Description
Are you passionate about pushing the limits of real-time large language model inference? Join NVIDIA's TensorRT Edge-LLM team and help shape the next generation of edge AI for automotive and robotics.
We build the software stack that enables Large Language, Vision-Language, and Multimodal (LLM/VLM/VLA) models to run efficiently on embedded and edge platforms , delivering cutting-edge generative AI experiences directly on-device.
Responsibilities:
- Develop and evolve a state-of-the-art inference framework in modern C++ that extends TensorRT with autoregressive model serving capabilities, including speculative decoding, LoRA, MoE, and KV cache management.
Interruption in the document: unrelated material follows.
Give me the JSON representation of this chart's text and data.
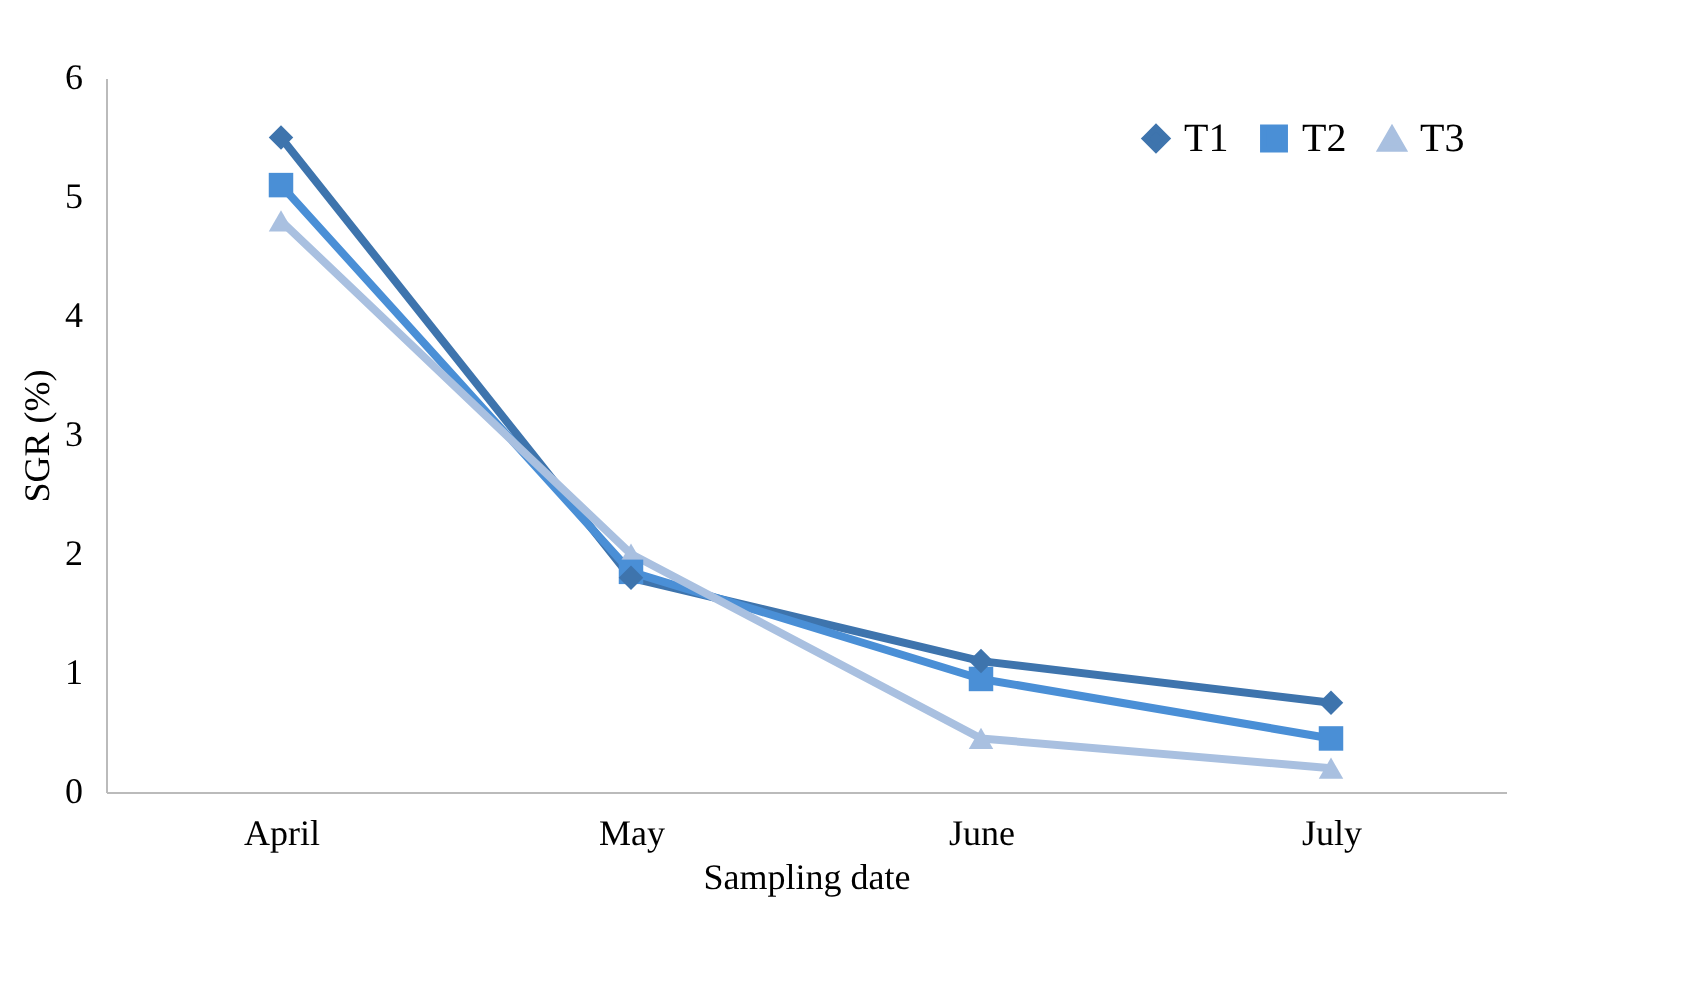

- Design and implement compiler and runtime optimizations tailored for transformer-based models running on constrained, real-time platforms.
- Collaborate with teams across CUDA, kernel libraries, compilers, and robotics to deliver high-performance, production-ready solutions.
- Contribute to CUDA kernel and operator development for critical transformer components such as attention, GEMM, and MoE.
- Benchmark, profile, and optimize inference performance across diverse embedded and automotive environments.
- Stay ahead of the rapidly evolving LLM/VLM ecosystem and bring emerging techniques into product-grade software.
Requirements:
- BS, MS, PhD, or equivalent experience in Computer Science, Electrical/Computer Engineering, or a closely related field.
- 4+ years of relevant software development experience.
- Deep understanding of transformer models and inference optimization techniques (e.g., quantization, tensor parallelism, or memory-efficient scheduling).
- Proficient programming ability with modern C++ (C++11/14/17 and beyond).
- Familiarity with popular LLM frameworks and libraries such as TensorRT, TensorRT-LLM, vLLM, SGLang, MLC-LLM, or FlashInfer.
- A track record of strong software design, execution, and collaboration across fields.
Preferred Qualifications:
- Demonstrated development experience or open-source contributions to LLM inference frameworks and libraries, such as SGLang, vLLM, or FlashInfer.
- Proficiency with CUDA, including efficient kernel development, performance profiling, and GPU architecture fundamentals.
- Prior work on autoregressive LLM serving systems, including speculative decoding or KV cache management.
- Familiarity with compiler infrastructure for large language model inference.
- Exposure to robotics or embedded AI pipelines, including optimizing for low-latency, resource-constrained systems.
NVIDIA is widely considered to be one of the technology world's most desirable employers. We hire some of the most brilliant and forward-thinking people in the world. If you thrive on innovation, autonomy, and technical excellence, come join us to shape the future of edge AI.